When I was young, I worried that people still might think we were different. If my parents didn’t blow our cover, then it was the Bougainvillea in front of our house. A giant, magenta-colored, flashy vine whose name my mother pronounced with French gusto. Its arms sprawled across our rooftop threatening to swallow up our front porch in a bawdy display of unruly beauty.
I questioned its appropriateness. Wasn’t it a bit too exotic for a suburban neighborhood? Everyone else had box-shaped, trim bushes and bricked-in flower beds. l felt like our insides were hanging out on the roof and the nagging feeling that we were losing control. A tightly clipped arch around the doorway, that would dress it down a bit!
My father was an enthusiastic hobby photographer and the Bougainvillea became the backdrop to our lives. He marched us out to the front porch before church on Easter Sunday to pose in our pretty, new dresses. First day of school, Christmas, First Communion, Halloween, and birthday parties; every single picture framed by the bright, low hanging arms of the Bougainvillea.

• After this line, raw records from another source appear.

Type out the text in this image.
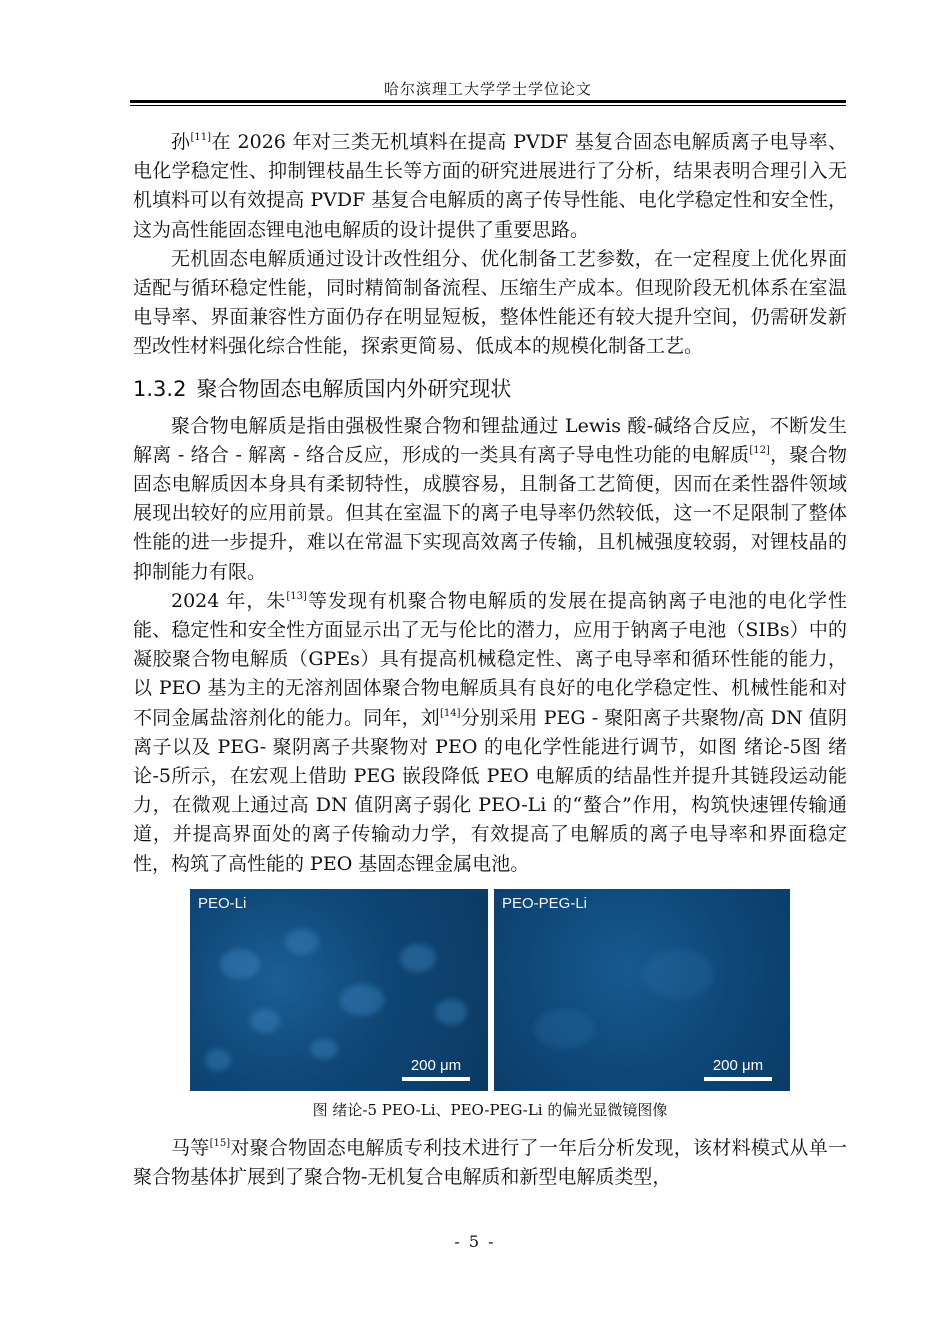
哈尔滨理工大学学士学位论文

孙[11]在 2026 年对三类无机填料在提高 PVDF 基复合固态电解质离子电导率、电化学稳定性、抑制锂枝晶生长等方面的研究进展进行了分析，结果表明合理引入无机填料可以有效提高 PVDF 基复合电解质的离子传导性能、电化学稳定性和安全性，这为高性能固态锂电池电解质的设计提供了重要思路。

无机固态电解质通过设计改性组分、优化制备工艺参数，在一定程度上优化界面适配与循环稳定性能，同时精简制备流程、压缩生产成本。但现阶段无机体系在室温电导率、界面兼容性方面仍存在明显短板，整体性能还有较大提升空间，仍需研发新型改性材料强化综合性能，探索更简易、低成本的规模化制备工艺。

1.3.2 聚合物固态电解质国内外研究现状

聚合物电解质是指由强极性聚合物和锂盐通过 Lewis 酸-碱络合反应，不断发生解离 - 络合 - 解离 - 络合反应，形成的一类具有离子导电性功能的电解质[12]，聚合物固态电解质因本身具有柔韧特性，成膜容易，且制备工艺简便，因而在柔性器件领域展现出较好的应用前景。但其在室温下的离子电导率仍然较低，这一不足限制了整体性能的进一步提升，难以在常温下实现高效离子传输，且机械强度较弱，对锂枝晶的抑制能力有限。

2024 年，朱[13]等发现有机聚合物电解质的发展在提高钠离子电池的电化学性能、稳定性和安全性方面显示出了无与伦比的潜力，应用于钠离子电池（SIBs）中的凝胶聚合物电解质（GPEs）具有提高机械稳定性、离子电导率和循环性能的能力，以 PEO 基为主的无溶剂固体聚合物电解质具有良好的电化学稳定性、机械性能和对不同金属盐溶剂化的能力。同年，刘[14]分别采用 PEG - 聚阳离子共聚物/高 DN 值阴离子以及 PEG- 聚阴离子共聚物对 PEO 的电化学性能进行调节，如图 绪论-5图 绪论-5所示，在宏观上借助 PEG 嵌段降低 PEO 电解质的结晶性并提升其链段运动能力，在微观上通过高 DN 值阴离子弱化 PEO-Li 的“螯合”作用，构筑快速锂传输通道，并提高界面处的离子传输动力学，有效提高了电解质的离子电导率和界面稳定性，构筑了高性能的 PEO 基固态锂金属电池。

PEO-Li
200 μm
PEO-PEG-Li
200 μm
图 绪论-5 PEO-Li、PEO-PEG-Li 的偏光显微镜图像

马等[15]对聚合物固态电解质专利技术进行了一年后分析发现，该材料模式从单一聚合物基体扩展到了聚合物-无机复合电解质和新型电解质类型，

- 5 -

My mother loves to pick the dried, paper-like fonds with her fingers. I used to sit with her on the low, brick wall while she gave the plants a good, long drink from the hose. The pungent smell of wet dirt and steaming cement after a hot, summer day still blind-sides me with an overwhelming jab of homesickness.
I wait for the memories to rise from her the moment she puts her fingers to the vine. I want to tuck up under her arm like a small bird, immerse myself in the spell that the Bougainvillea casts upon her. Memories of her French-Canadian childhood bubble up to the surface. She speaks lovingly about her mother, father and grandmother. She is right next to me, but so far away.
The beauty of the Bougainvillea eventually overwhelmed all self-consciousness and I wanted one in Salzburg, my “home away from home”. I was told that it will not survive the winter in the ground. Instead, I bought a young Wisteria (Blauregen). Fifteen years later, it rages battle against our raingutters, envelopes one side of the house and hangs from our terrace in a spectacle of dripping, blue petals.
In late Spring, when the Wisteria drops its papery petals on the terrace, it reminds me of our beautiful Bougainvillea in California. When I pick the last petals from the vine, homesickness washes over me. I tell my sons about hot, California evenings, about their Canadian grandparents and about what life was like before I became a foreigner.